At the heart of this mosaic are Johnny Catalfo and Asher Goldfine. They are not just friends; they are foils, mirrors, and emotional lifelines to each other. Their dialogue tinged with sarcasm, love, and shared history takes the reader through the book’s several plots and themes. Theirs is a friendship forged by decades of mutual experience, where old wounds, childhood memories, and moral compromises reside in the same breath.
Freundlich does not depict friendship as an unchanging bond. Rather, it develops throughout stories from slapstick patter at Monty’s restaurant to earnest discussions of religion and children. In one, Johnny goes to a Seder at Asher’s house and exchanges Talmudic patter shot through with criminal suggestion. In another, the two ponder what their sons will be while strolling on the Brooklyn Promenade. Each vignette contributes to a rich description of masculine intimacy, constructed not only on love but on survival and hard-won mutual support.

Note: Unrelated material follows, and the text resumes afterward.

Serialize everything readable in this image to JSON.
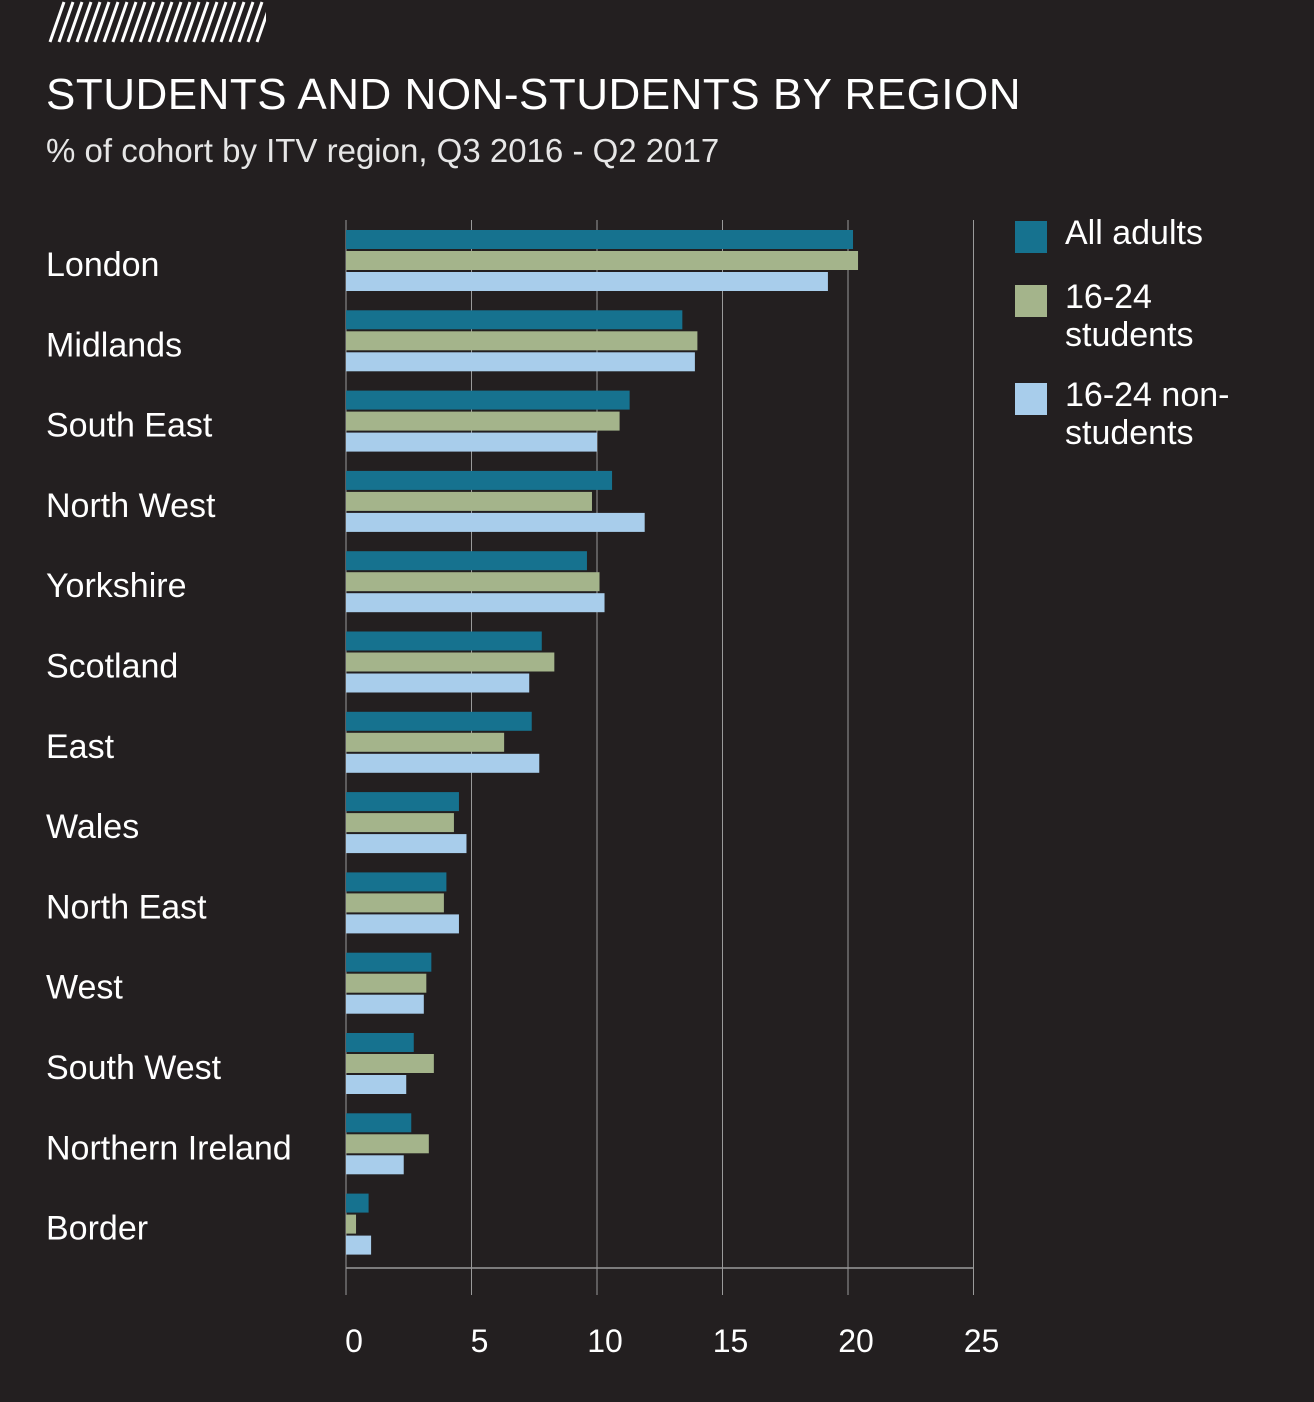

Maybe more critical is the depiction of family. Whether Angela, Asher’s wife, or Anunciata, the legendary matriarch, Freundlich’s women are not background players. They shape decisions, nurse grudges, and provide the emotional backbone of the Goldfine-Catalfo extended family. In one of the most vivid stories, Anunciata orchestrates a clandestine mission to get smoked salmon at Russ & Daughters not for her own purposes, but to mark her grandson’s homecoming from Oxford. It’s a very traditional, loving, and culturally proud gesture.
Freundlich is a virtuoso at blending the sacred and the profane. In the same sentence, he may deflect from a description of Mafia logistics to a meditation on the love of a father for his son. This dichotomy is the essence of Brooklyn: tough on the outside but fiercely loyal to its own.

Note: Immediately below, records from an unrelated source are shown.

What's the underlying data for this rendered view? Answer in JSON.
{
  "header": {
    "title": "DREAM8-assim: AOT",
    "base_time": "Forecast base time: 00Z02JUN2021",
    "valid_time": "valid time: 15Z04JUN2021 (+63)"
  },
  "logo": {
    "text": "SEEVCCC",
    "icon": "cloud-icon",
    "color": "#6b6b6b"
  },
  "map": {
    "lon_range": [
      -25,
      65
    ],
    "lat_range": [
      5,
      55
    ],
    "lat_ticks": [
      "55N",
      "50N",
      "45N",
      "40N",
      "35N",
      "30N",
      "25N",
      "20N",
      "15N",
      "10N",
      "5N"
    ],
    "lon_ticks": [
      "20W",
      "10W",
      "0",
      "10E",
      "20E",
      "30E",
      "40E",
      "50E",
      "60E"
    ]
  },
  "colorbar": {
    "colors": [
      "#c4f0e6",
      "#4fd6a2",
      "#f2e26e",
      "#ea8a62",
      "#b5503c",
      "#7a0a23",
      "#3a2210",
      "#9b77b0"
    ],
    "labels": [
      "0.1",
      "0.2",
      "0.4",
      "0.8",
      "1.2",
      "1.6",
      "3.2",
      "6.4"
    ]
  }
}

This is not by accident. Freundlich is a Brooklyn kid who, after decades in the Manhattan publishing establishment, came back not only physically but in spirit as well. His tales are populated with landmarks that feel lived-in Court Street delis, the Promenade in Brooklyn Heights, and bustling Jewish delis. There is no romance here. There is instead reverence a respect for the lives, the flaws, and the victories of ordinary folk.
The book is also an act of personal transformation on Freundlich’s part. His transformation from a high-strung editor into a recovering drunk who writes makes him an emotional peer to his characters. Like Goldfine and Catalfo, he has lived through loss, ego, failure, and redemption. His emotional authenticity as a writer comes from experience, not from invented drama.
Maybe the highest praise Brooklyn Tough provides is to community itself. In an era of loneliness and individualism, Freundlich reminds us of the invaluable nature of connection. His characters fight, betray, and use one another but they also care for, guard, and forgive. It is in these contradictions that the spirit of Brooklyn glows most brightly.
Friendship and family, in Freundlich’s universe, are not idealized. They are worked through, complicated, and frequently inconvenient. But they last. And that, above all, is what lends Brooklyn Tough its pulsing heart.